Azher Zarif L, Suvarna Anish, Chen Ji-Qing, Zhang Ze, Christensen Brock C, Salas Lucas A, Vaickus Louis J, Levy Joshua J
Thomas Jefferson High School for Science and Technology, Alexandria, VA, USA.
Cancer Biology Graduate Program, Dartmouth College Geisel School of Medicine, Hanover, NH, USA.
BioData Min. 2023 Jul 22;16(1):23. doi: 10.1186/s13040-023-00338-w.
Deep learning models can infer cancer patient prognosis from molecular and anatomic pathology information. Recent studies that leveraged information from complementary multimodal data improved prognostication, further illustrating the potential utility of such methods. However, current approaches: 1) do not comprehensively leverage biological and histomorphological relationships and 2) make use of emerging strategies to "pretrain" models (i.e., train models on a slightly orthogonal dataset/modeling objective) which may aid prognostication by reducing the amount of information required for achieving optimal performance.

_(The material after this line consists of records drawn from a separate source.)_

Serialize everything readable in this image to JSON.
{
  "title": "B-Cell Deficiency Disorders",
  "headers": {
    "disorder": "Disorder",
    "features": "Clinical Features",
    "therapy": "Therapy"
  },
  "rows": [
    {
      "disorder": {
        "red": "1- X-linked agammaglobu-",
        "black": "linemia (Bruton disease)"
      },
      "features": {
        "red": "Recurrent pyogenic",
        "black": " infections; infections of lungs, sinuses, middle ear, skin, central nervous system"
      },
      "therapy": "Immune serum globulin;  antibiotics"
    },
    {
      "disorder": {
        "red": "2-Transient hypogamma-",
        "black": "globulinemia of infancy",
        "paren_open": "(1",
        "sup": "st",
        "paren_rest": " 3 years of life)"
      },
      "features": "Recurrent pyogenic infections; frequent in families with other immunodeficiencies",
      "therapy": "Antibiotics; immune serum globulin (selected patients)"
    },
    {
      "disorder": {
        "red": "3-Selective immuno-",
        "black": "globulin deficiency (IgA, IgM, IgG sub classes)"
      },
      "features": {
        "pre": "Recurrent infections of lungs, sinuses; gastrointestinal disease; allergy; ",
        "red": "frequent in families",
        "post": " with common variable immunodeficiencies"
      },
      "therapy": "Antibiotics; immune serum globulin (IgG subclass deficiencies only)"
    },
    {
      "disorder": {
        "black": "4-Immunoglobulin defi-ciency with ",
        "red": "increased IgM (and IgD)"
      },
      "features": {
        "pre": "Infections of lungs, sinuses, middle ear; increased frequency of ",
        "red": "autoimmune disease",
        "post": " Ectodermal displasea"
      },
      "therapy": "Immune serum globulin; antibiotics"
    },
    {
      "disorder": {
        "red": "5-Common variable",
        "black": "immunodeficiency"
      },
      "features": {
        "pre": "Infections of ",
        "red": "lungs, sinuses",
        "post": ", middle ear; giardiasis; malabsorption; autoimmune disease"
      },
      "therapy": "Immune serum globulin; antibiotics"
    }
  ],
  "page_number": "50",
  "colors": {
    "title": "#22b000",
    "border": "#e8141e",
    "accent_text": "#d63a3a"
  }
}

In addition, model interpretation is crucial for facilitating the clinical adoption of deep learning methods by fostering practitioner understanding and trust in the technology.
Here, we develop an interpretable multimodal modeling framework that combines DNA methylation, gene expression, and histopathology (i.e., tissue slides) data, and we compare performance of crossmodal pretraining, contrastive learning, and transfer learning versus the standard procedure.

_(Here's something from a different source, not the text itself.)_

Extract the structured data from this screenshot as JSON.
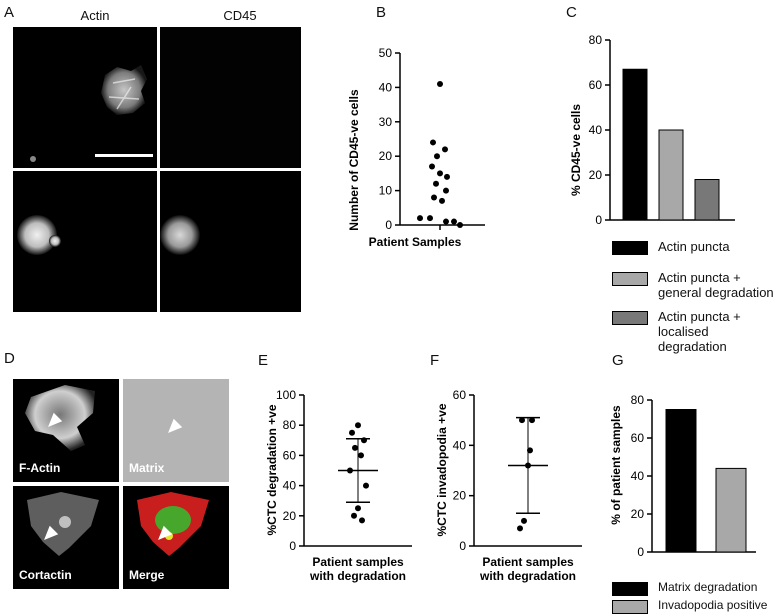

Our models outperform the existing state-of-the-art method (average 11.54% C-index increase), and baseline clinically driven models (average 11.7% C-index increase). Model interpretations elucidate consideration of biologically meaningful factors in making prognosis predictions.
Our results demonstrate that the selection of pretraining strategies is crucial for obtaining highly accurate prognostication models, even more so than devising an innovative model architecture, and further emphasize the all-important role of the tumor microenvironment on disease progression.
深度学习模型可根据分子和解剖病理学信息推断癌症患者的预后。最近利用互补多模态数据信息的研究改善了预后预测,进一步说明了此类方法的潜在效用。然而,当前方法:1)未全面利用生物学和组织形态学关系;2)采用新兴策略对模型进行“预训练”(即在稍有正交性的数据集/建模目标上训练模型),这可能通过减少实现最佳性能所需的信息量来辅助预后预测。此外,模型解释对于促进深度学习方法在临床中的应用至关重要,因为它能增进从业者对该技术的理解和信任。
在此,我们开发了一个可解释的多模态建模框架,该框架结合了DNA甲基化、基因表达和组织病理学(即组织切片)数据,并将跨模态预训练、对比学习和迁移学习的性能与标准程序进行了比较。
我们的模型优于现有的最先进方法(C指数平均提高11.54%)和基线临床驱动模型(C指数平均提高11.7%)。模型解释阐明了在进行预后预测时对生物学上有意义的因素的考量。
我们的结果表明,预训练策略的选择对于获得高度准确的预后预测模型至关重要,甚至比设计创新的模型架构更为关键,并且进一步强调了肿瘤微环境在疾病进展中的至关重要的作用。